From the year beginning April 2013 the aim of commissioning spend will be to improve QALYs. Up until the end of March it will have been a series of input and occasional outputs.
How might this change look?
From next April the NCB will hold the GP’s contracts and they could meet the mandate by changing those contracts so that GPs are paid when they can prove they have improved the QALYs of their patients.
From next April CCGs will hold the contracts with their local hospitals. The CCG could meet the mandate by changing these contracts so that hospitals are paid when they prove that they have improved the QALYs of their patients.

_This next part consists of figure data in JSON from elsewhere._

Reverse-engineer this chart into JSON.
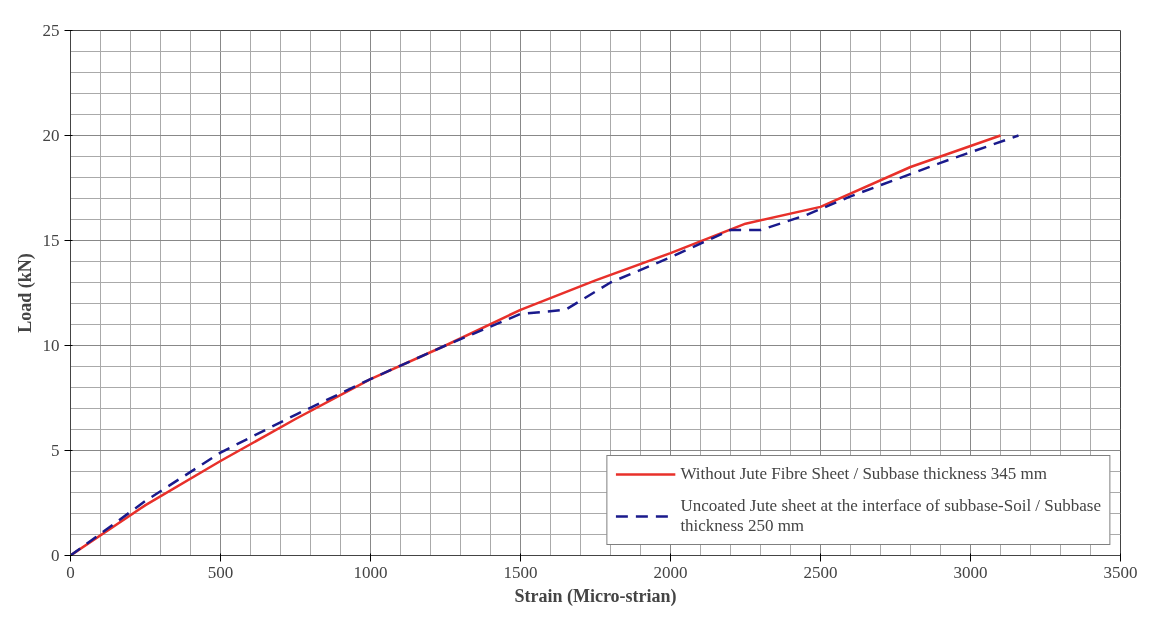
{
  "chart_data": {
    "type": "line",
    "xlabel": "Strain (Micro-strian)",
    "ylabel": "Load (kN)",
    "xlim": [
      0,
      3500
    ],
    "xticks": [
      0,
      500,
      1000,
      1500,
      2000,
      2500,
      3000,
      3500
    ],
    "ylim": [
      0,
      25
    ],
    "yticks": [
      0,
      5,
      10,
      15,
      20,
      25
    ],
    "grid": true,
    "legend": "bottom right",
    "series": [
      {
        "name": "Without Jute Fibre Sheet / Subbase thickness 345 mm",
        "color": "#e8302a",
        "line_style": "solid",
        "x": [
          0,
          250,
          500,
          750,
          1000,
          1250,
          1500,
          1750,
          2000,
          2250,
          2500,
          2800,
          3100
        ],
        "values": [
          0,
          2.4,
          4.5,
          6.5,
          8.4,
          10.0,
          11.7,
          13.1,
          14.4,
          15.8,
          16.6,
          18.5,
          20
        ]
      },
      {
        "name": "Uncoated Jute sheet at the interface of subbase-Soil / Subbase thickness 250 mm",
        "color": "#1a1a8c",
        "line_style": "dashed",
        "x": [
          0,
          250,
          500,
          750,
          1000,
          1250,
          1500,
          1650,
          1800,
          2000,
          2200,
          2300,
          2450,
          2600,
          2900,
          3160
        ],
        "values": [
          0,
          2.6,
          4.9,
          6.7,
          8.4,
          10.0,
          11.5,
          11.7,
          13.0,
          14.2,
          15.5,
          15.5,
          16.2,
          17.1,
          18.7,
          20
        ]
      }
    ]
  }
}
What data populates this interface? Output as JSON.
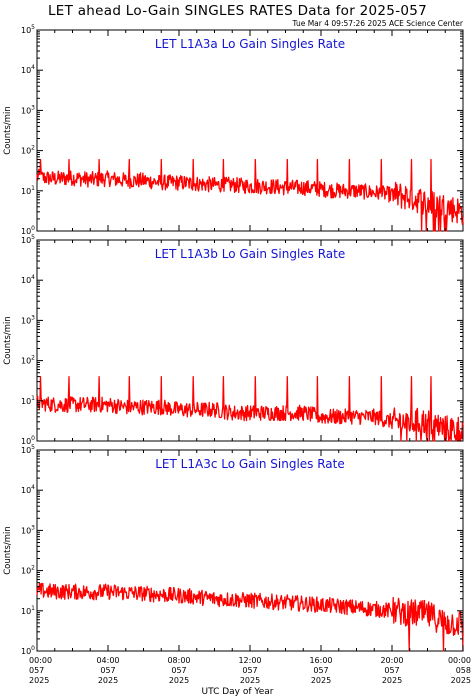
{
  "title": "LET ahead Lo-Gain SINGLES RATES Data for 2025-057",
  "timestamp": "Tue Mar  4 09:57:26 2025 ACE Science Center",
  "x_axis_label": "UTC Day of Year",
  "y_axis_label": "Counts/min",
  "colors": {
    "series": "#ff0000",
    "panel_title": "#1414d2",
    "axes": "#000000"
  },
  "x_ticks": [
    {
      "time": "00:00",
      "doy": "057",
      "year": "2025"
    },
    {
      "time": "04:00",
      "doy": "057",
      "year": "2025"
    },
    {
      "time": "08:00",
      "doy": "057",
      "year": "2025"
    },
    {
      "time": "12:00",
      "doy": "057",
      "year": "2025"
    },
    {
      "time": "16:00",
      "doy": "057",
      "year": "2025"
    },
    {
      "time": "20:00",
      "doy": "057",
      "year": "2025"
    },
    {
      "time": "00:00",
      "doy": "058",
      "year": "2025"
    }
  ],
  "y_ticks": [
    "10^0",
    "10^1",
    "10^2",
    "10^3",
    "10^4",
    "10^5"
  ],
  "chart_data": [
    {
      "type": "line",
      "title": "LET L1A3a Lo Gain Singles Rate",
      "xlabel": "UTC Day of Year",
      "ylabel": "Counts/min",
      "y_scale": "log",
      "ylim": [
        1,
        100000
      ],
      "xlim": [
        0,
        24
      ],
      "x_unit": "hours of DOY 057",
      "x": [
        0,
        1,
        2,
        3,
        4,
        5,
        6,
        7,
        8,
        9,
        10,
        11,
        12,
        13,
        14,
        15,
        16,
        17,
        18,
        19,
        20,
        21,
        22,
        23,
        24
      ],
      "values": [
        22,
        20,
        21,
        19,
        20,
        18,
        18,
        16,
        16,
        15,
        14,
        14,
        13,
        13,
        12,
        12,
        11,
        10,
        10,
        9,
        8,
        7,
        5,
        4,
        3
      ],
      "spike_hours": [
        0.2,
        1.8,
        3.5,
        5.2,
        7.0,
        8.8,
        10.5,
        12.3,
        14.1,
        15.8,
        17.6,
        19.4,
        21.1,
        22.2
      ],
      "spike_value": 60
    },
    {
      "type": "line",
      "title": "LET L1A3b Lo Gain Singles Rate",
      "xlabel": "UTC Day of Year",
      "ylabel": "Counts/min",
      "y_scale": "log",
      "ylim": [
        1,
        100000
      ],
      "xlim": [
        0,
        24
      ],
      "x_unit": "hours of DOY 057",
      "x": [
        0,
        1,
        2,
        3,
        4,
        5,
        6,
        7,
        8,
        9,
        10,
        11,
        12,
        13,
        14,
        15,
        16,
        17,
        18,
        19,
        20,
        21,
        22,
        23,
        24
      ],
      "values": [
        9,
        8,
        8,
        8,
        8,
        7,
        7,
        7,
        6,
        6,
        6,
        5,
        5,
        5,
        5,
        5,
        4,
        4,
        4,
        4,
        3,
        3,
        3,
        2,
        2
      ],
      "spike_hours": [
        0.2,
        1.8,
        3.5,
        5.2,
        7.0,
        8.8,
        10.5,
        12.3,
        14.1,
        15.8,
        17.6,
        19.4,
        21.1,
        22.2
      ],
      "spike_value": 40
    },
    {
      "type": "line",
      "title": "LET L1A3c Lo Gain Singles Rate",
      "xlabel": "UTC Day of Year",
      "ylabel": "Counts/min",
      "y_scale": "log",
      "ylim": [
        1,
        100000
      ],
      "xlim": [
        0,
        24
      ],
      "x_unit": "hours of DOY 057",
      "x": [
        0,
        1,
        2,
        3,
        4,
        5,
        6,
        7,
        8,
        9,
        10,
        11,
        12,
        13,
        14,
        15,
        16,
        17,
        18,
        19,
        20,
        21,
        22,
        23,
        24
      ],
      "values": [
        32,
        30,
        30,
        29,
        30,
        28,
        27,
        25,
        24,
        22,
        20,
        19,
        18,
        17,
        16,
        15,
        14,
        13,
        12,
        11,
        10,
        9,
        8,
        5,
        5
      ],
      "spike_hours": [],
      "spike_value": 70
    }
  ]
}
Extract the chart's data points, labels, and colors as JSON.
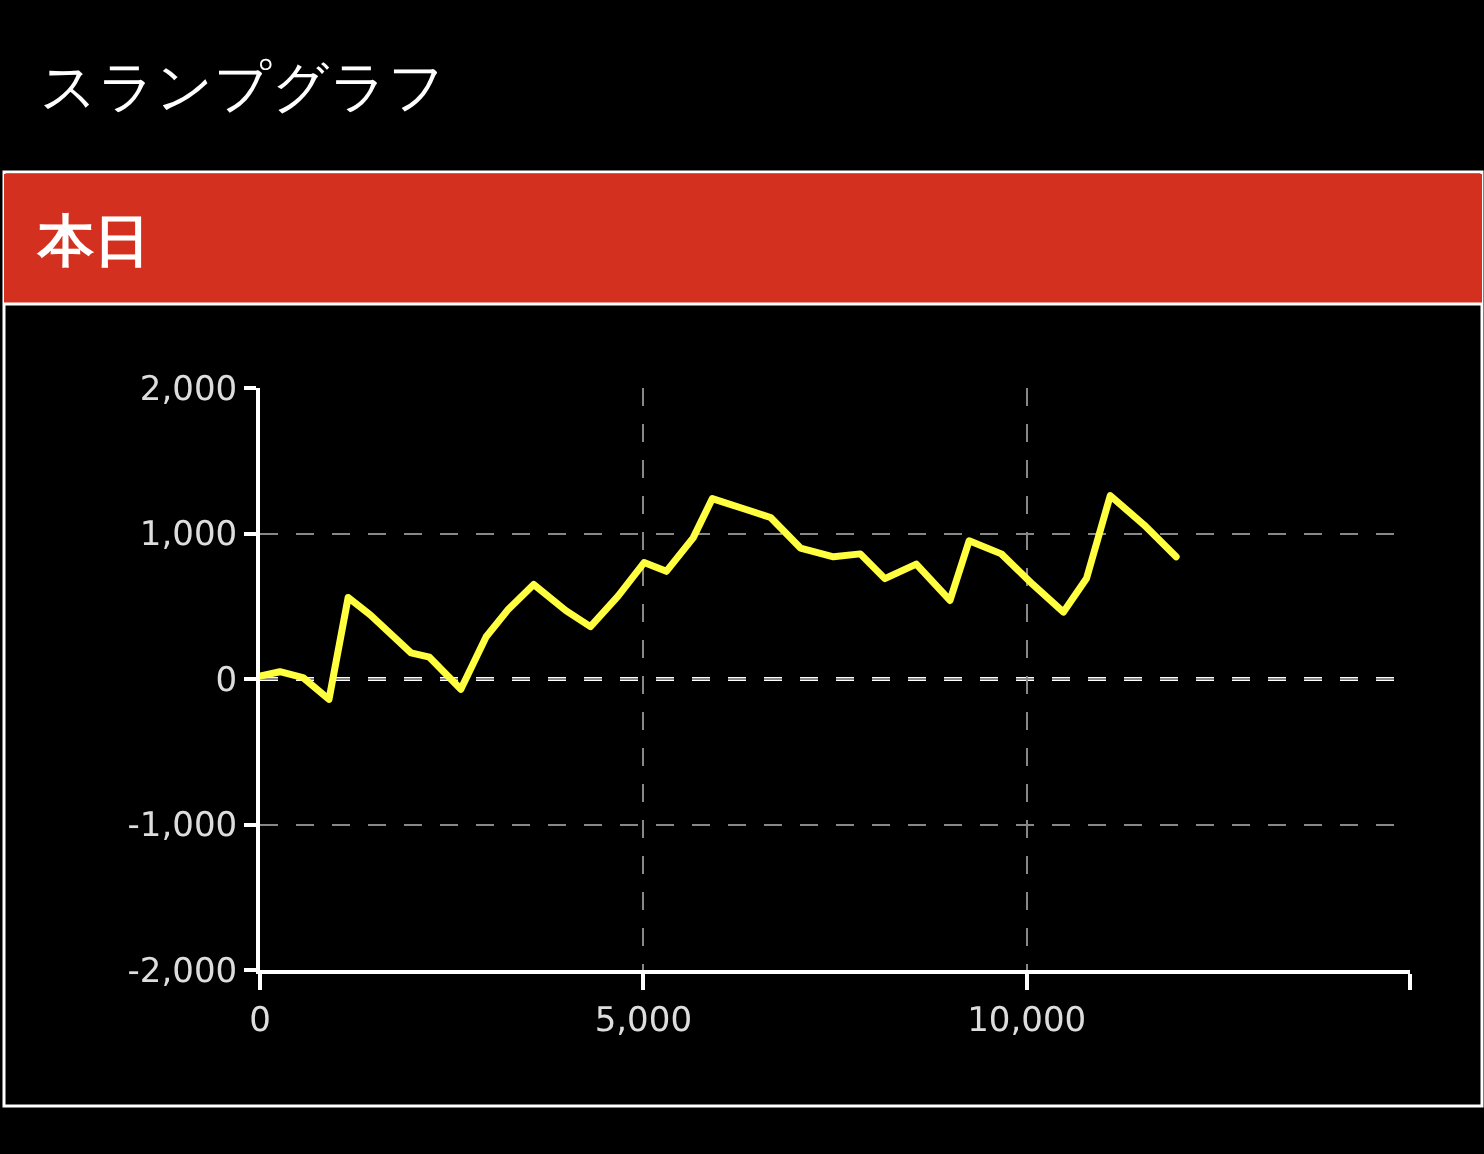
{
  "chart_data": {
    "type": "line",
    "title": "スランプグラフ",
    "subtitle": "本日",
    "x": [
      0,
      260,
      560,
      900,
      1150,
      1440,
      1970,
      2210,
      2620,
      2950,
      3240,
      3570,
      3990,
      4310,
      4670,
      5010,
      5300,
      5650,
      5900,
      6310,
      6660,
      7050,
      7480,
      7830,
      8150,
      8560,
      9000,
      9250,
      9670,
      10080,
      10480,
      10780,
      11090,
      11530,
      11950
    ],
    "series": [
      {
        "color": "#ffff40",
        "values": [
          20,
          50,
          10,
          -140,
          560,
          440,
          180,
          150,
          -70,
          290,
          480,
          650,
          470,
          360,
          570,
          800,
          740,
          970,
          1240,
          1170,
          1110,
          900,
          840,
          860,
          690,
          790,
          540,
          950,
          860,
          650,
          460,
          690,
          1260,
          1060,
          840
        ]
      }
    ],
    "xlim": [
      0,
      15000
    ],
    "xticks": [
      0,
      {
        "value": 5000,
        "label": "5,000"
      },
      {
        "value": 10000,
        "label": "10,000"
      },
      {
        "value": 15000,
        "label": null
      }
    ],
    "ylim": [
      -2000,
      2000
    ],
    "yticks": [
      {
        "value": -2000,
        "label": "-2,000"
      },
      {
        "value": -1000,
        "label": "-1,000"
      },
      0,
      {
        "value": 1000,
        "label": "1,000"
      },
      {
        "value": 2000,
        "label": "2,000"
      }
    ],
    "ref_lines": [
      {
        "axis": "y",
        "value": 0,
        "color": "#ffffff",
        "line_style": "dashed"
      }
    ],
    "grid": true,
    "marker": "none",
    "line_style": "solid"
  }
}
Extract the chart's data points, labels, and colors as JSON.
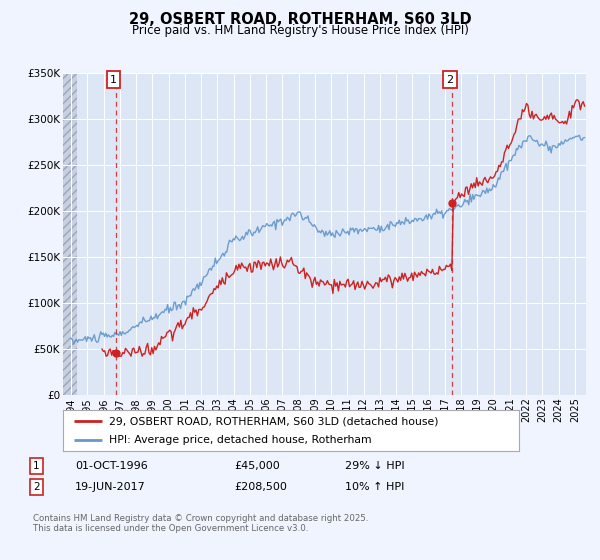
{
  "title": "29, OSBERT ROAD, ROTHERHAM, S60 3LD",
  "subtitle": "Price paid vs. HM Land Registry's House Price Index (HPI)",
  "background_color": "#f0f4ff",
  "plot_bg_color": "#dde6f5",
  "grid_color": "#ffffff",
  "hpi_color": "#6699cc",
  "price_color": "#cc2222",
  "marker_color": "#cc2222",
  "vline_color": "#cc2222",
  "ylim": [
    0,
    350000
  ],
  "yticks": [
    0,
    50000,
    100000,
    150000,
    200000,
    250000,
    300000,
    350000
  ],
  "ytick_labels": [
    "£0",
    "£50K",
    "£100K",
    "£150K",
    "£200K",
    "£250K",
    "£300K",
    "£350K"
  ],
  "xlim_start": 1993.5,
  "xlim_end": 2025.7,
  "xticks": [
    1994,
    1995,
    1996,
    1997,
    1998,
    1999,
    2000,
    2001,
    2002,
    2003,
    2004,
    2005,
    2006,
    2007,
    2008,
    2009,
    2010,
    2011,
    2012,
    2013,
    2014,
    2015,
    2016,
    2017,
    2018,
    2019,
    2020,
    2021,
    2022,
    2023,
    2024,
    2025
  ],
  "legend_label_price": "29, OSBERT ROAD, ROTHERHAM, S60 3LD (detached house)",
  "legend_label_hpi": "HPI: Average price, detached house, Rotherham",
  "event1_label": "1",
  "event1_date": "01-OCT-1996",
  "event1_price": "£45,000",
  "event1_hpi": "29% ↓ HPI",
  "event1_x": 1996.75,
  "event1_y": 45000,
  "event2_label": "2",
  "event2_date": "19-JUN-2017",
  "event2_price": "£208,500",
  "event2_hpi": "10% ↑ HPI",
  "event2_x": 2017.46,
  "event2_y": 208500,
  "footer": "Contains HM Land Registry data © Crown copyright and database right 2025.\nThis data is licensed under the Open Government Licence v3.0.",
  "hatch_end": 1994.35,
  "hpi_start_year": 1994.0,
  "price_start_year": 1995.9
}
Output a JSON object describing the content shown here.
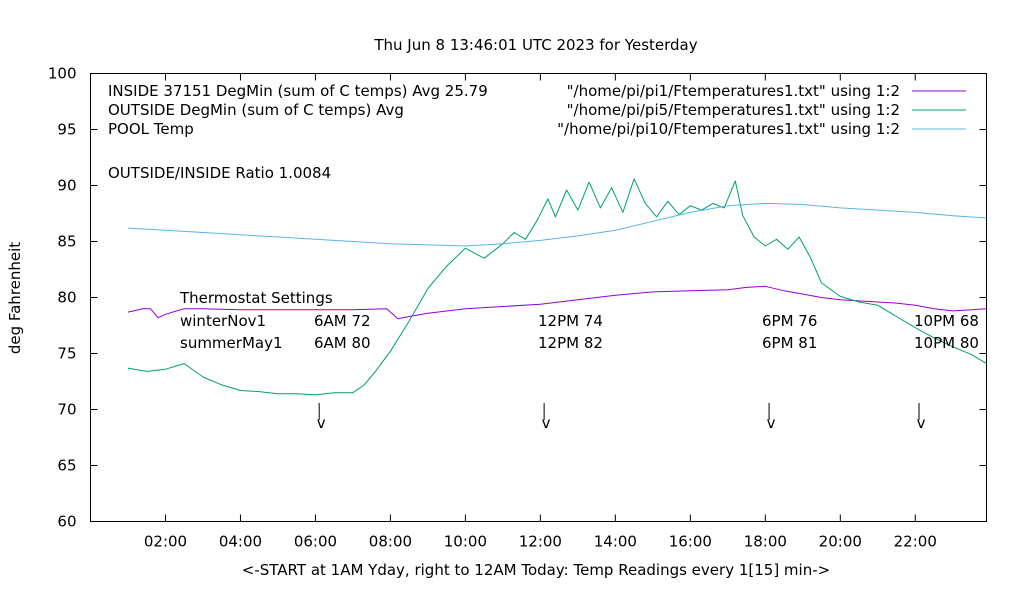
{
  "chart_data": {
    "type": "line",
    "title": "Thu Jun  8 13:46:01 UTC 2023 for Yesterday",
    "xlabel": "<-START at 1AM Yday, right to 12AM Today:  Temp Readings every 1[15] min->",
    "ylabel": "deg Fahrenheit",
    "xlim": [
      0.0,
      23.9
    ],
    "ylim": [
      60,
      100
    ],
    "x_ticks": [
      2,
      4,
      6,
      8,
      10,
      12,
      14,
      16,
      18,
      20,
      22
    ],
    "x_tick_labels": [
      "02:00",
      "04:00",
      "06:00",
      "08:00",
      "10:00",
      "12:00",
      "14:00",
      "16:00",
      "18:00",
      "20:00",
      "22:00"
    ],
    "y_ticks": [
      60,
      65,
      70,
      75,
      80,
      85,
      90,
      95,
      100
    ],
    "y_tick_labels": [
      "60",
      "65",
      "70",
      "75",
      "80",
      "85",
      "90",
      "95",
      "100"
    ],
    "grid": false,
    "legend_position": "top-left",
    "series": [
      {
        "key": "inside",
        "title": "INSIDE 37151 DegMin (sum of C temps) Avg 25.79",
        "source": "\"/home/pi/pi1/Ftemperatures1.txt\" using 1:2",
        "color": "#9400d3",
        "x": [
          1.0,
          1.4,
          1.6,
          1.8,
          2.0,
          2.3,
          2.5,
          3.0,
          4.0,
          5.0,
          6.0,
          7.0,
          7.9,
          8.2,
          8.5,
          9.0,
          10.0,
          11.0,
          12.0,
          13.0,
          14.0,
          15.0,
          16.0,
          17.0,
          17.5,
          18.0,
          18.5,
          19.0,
          19.5,
          20.0,
          20.5,
          21.0,
          21.5,
          22.0,
          22.5,
          23.0,
          23.5,
          23.9
        ],
        "values": [
          78.7,
          79.0,
          79.0,
          78.2,
          78.5,
          78.8,
          79.0,
          79.0,
          78.9,
          78.9,
          78.9,
          78.9,
          79.0,
          78.1,
          78.3,
          78.6,
          79.0,
          79.2,
          79.4,
          79.8,
          80.2,
          80.5,
          80.6,
          80.7,
          80.9,
          81.0,
          80.6,
          80.3,
          80.0,
          79.8,
          79.7,
          79.6,
          79.5,
          79.3,
          79.0,
          78.8,
          78.9,
          79.0
        ]
      },
      {
        "key": "outside",
        "title": "OUTSIDE  DegMin (sum of C temps) Avg",
        "source": "\"/home/pi/pi5/Ftemperatures1.txt\" using 1:2",
        "color": "#009e73",
        "x": [
          1.0,
          1.5,
          2.0,
          2.5,
          3.0,
          3.5,
          4.0,
          4.5,
          5.0,
          5.5,
          6.0,
          6.5,
          7.0,
          7.3,
          7.6,
          8.0,
          8.5,
          9.0,
          9.5,
          10.0,
          10.5,
          11.0,
          11.3,
          11.6,
          11.9,
          12.2,
          12.4,
          12.7,
          13.0,
          13.3,
          13.6,
          13.9,
          14.2,
          14.5,
          14.8,
          15.1,
          15.4,
          15.7,
          16.0,
          16.3,
          16.6,
          16.9,
          17.2,
          17.4,
          17.7,
          18.0,
          18.3,
          18.6,
          18.9,
          19.2,
          19.5,
          20.0,
          20.5,
          21.0,
          21.5,
          22.0,
          22.5,
          23.0,
          23.5,
          23.9
        ],
        "values": [
          73.7,
          73.4,
          73.6,
          74.1,
          72.9,
          72.2,
          71.7,
          71.6,
          71.4,
          71.4,
          71.3,
          71.5,
          71.5,
          72.2,
          73.4,
          75.2,
          77.9,
          80.8,
          82.8,
          84.4,
          83.5,
          84.8,
          85.8,
          85.2,
          86.8,
          88.8,
          87.2,
          89.6,
          87.8,
          90.3,
          88.0,
          89.8,
          87.6,
          90.6,
          88.4,
          87.2,
          88.6,
          87.4,
          88.2,
          87.8,
          88.4,
          88.0,
          90.4,
          87.3,
          85.4,
          84.6,
          85.2,
          84.3,
          85.4,
          83.6,
          81.3,
          80.1,
          79.6,
          79.3,
          78.3,
          77.3,
          76.4,
          75.6,
          74.9,
          74.1
        ]
      },
      {
        "key": "pool",
        "title": "POOL Temp",
        "source": "\"/home/pi/pi10/Ftemperatures1.txt\" using 1:2",
        "color": "#56b4e9",
        "x": [
          1.0,
          2.0,
          3.0,
          4.0,
          5.0,
          6.0,
          7.0,
          8.0,
          9.0,
          10.0,
          11.0,
          12.0,
          13.0,
          14.0,
          15.0,
          16.0,
          17.0,
          18.0,
          19.0,
          20.0,
          21.0,
          22.0,
          23.0,
          23.9
        ],
        "values": [
          86.2,
          86.0,
          85.8,
          85.6,
          85.4,
          85.2,
          85.0,
          84.8,
          84.7,
          84.6,
          84.8,
          85.1,
          85.5,
          86.0,
          86.8,
          87.6,
          88.2,
          88.4,
          88.3,
          88.0,
          87.8,
          87.6,
          87.3,
          87.1
        ]
      }
    ],
    "annotations": {
      "ratio": "OUTSIDE/INSIDE Ratio 1.0084",
      "thermostat_title": "Thermostat Settings",
      "rows": [
        {
          "label": "winterNov1",
          "settings": [
            "6AM 72",
            "12PM 74",
            "6PM 76",
            "10PM 68"
          ]
        },
        {
          "label": "summerMay1",
          "settings": [
            "6AM 80",
            "12PM 82",
            "6PM 81",
            "10PM 80"
          ]
        }
      ],
      "marker_text": "v",
      "marker_x": [
        6.1,
        12.1,
        18.1,
        22.1
      ]
    }
  }
}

Are there real plans at the moment to radically transform GP contracts to drive GPs toward those outcomes by improving QALYs?
Is the NCB radically changing the standard hospital contract for CCGs so that the CCGs will hold the hospitals to account through outcomes?
And even more importantly if, between 2013-2015, I am to increase the QALYs of people with LTCs in my locality by 2%, what is the baseline for QALYs at the moment? Does the Secretary of State really believe that there is reliable data in every locality in the country to tells us what the current QALY is for people with long term conditions?
If we don’t know the baseline in 2013 – how will we know we are 2% better or worse off in 2015?
I think Andrew Lansley believes this will happen. He has made up his mind that it will happen and he will issue his mandate to make it happen. And as far as he is concerned that will make it happen
From 9 months from now.
People who saw him introduce this draft mandate in the House of Commons said he seemed a bit euphoric. I can imagine why. It would be a lovely world if it could be made like this.
In 9 months time, in the new world, NHS organisations will be agreeing to the mandate that the Secretary of State wants and they will be pretending that the system is driving towards outcomes.
But in the real world the mechanics that will be provided by the NCB will mainly continue to focus on inputs.